The doctrine of mission orders/tactics was adopted by the U.S. Army in the 1980s to support a shift from attrition war to maneuver warfare and to overcome any information void during operations. However, Maj. Anthony R. Garrett, USA (Ret.), offers in Military Review that the U.S. Army is “mesmerized by the promise of enhanced situational understanding ... trusts technology to eliminate the fog of war,” and has permitted technology to attain “supremacy over doctrine in general and [in] mission orders in particular.” Garrett urges the Army to readopt “the proven concept of mission orders ... and alter the military culture’s preference for centralized control.” The U.S. Army is not the only military service with a doctrine of centralized control over globally deployed forces.
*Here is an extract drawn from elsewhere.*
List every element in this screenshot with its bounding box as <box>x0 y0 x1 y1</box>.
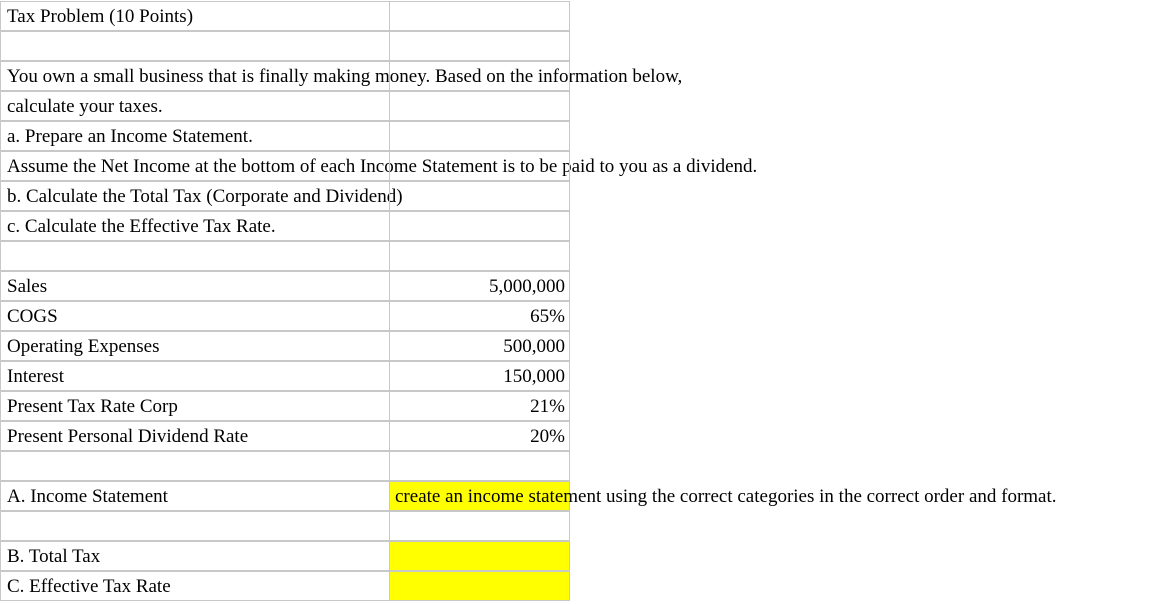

The vulnerability and unreliability of information systems can only increase as both MILSPEC and commercial products are layered onto legacy systems. As Frank Cilluffo, deputy director, global organized crime project, Center for Strategic and International Studies, Washington, D.C., notes, “New systems are being integrated on top of one another—hence a fail-safe system one day becomes a loophole the next.”
Joint Vision 2010 sets goals that are untenable without dominance of the information sphere. Technology offers the potential to achieve these goals if and when integrated both technically and doctrinally into joint operational art. If this does not happen, then information technology will increase the density of the fog of war.
Col. Alan D. Campen, USAF (Ret.), is a member of the adjunct faculty, School of Information Warfare and Strategy, National Defense University; a SIGNAL contributing editor; manager of AFCEA International Press; and a contributing co-editor of the AFCEA book Cyberwar 2.0: Myths, Mysteries and Reality.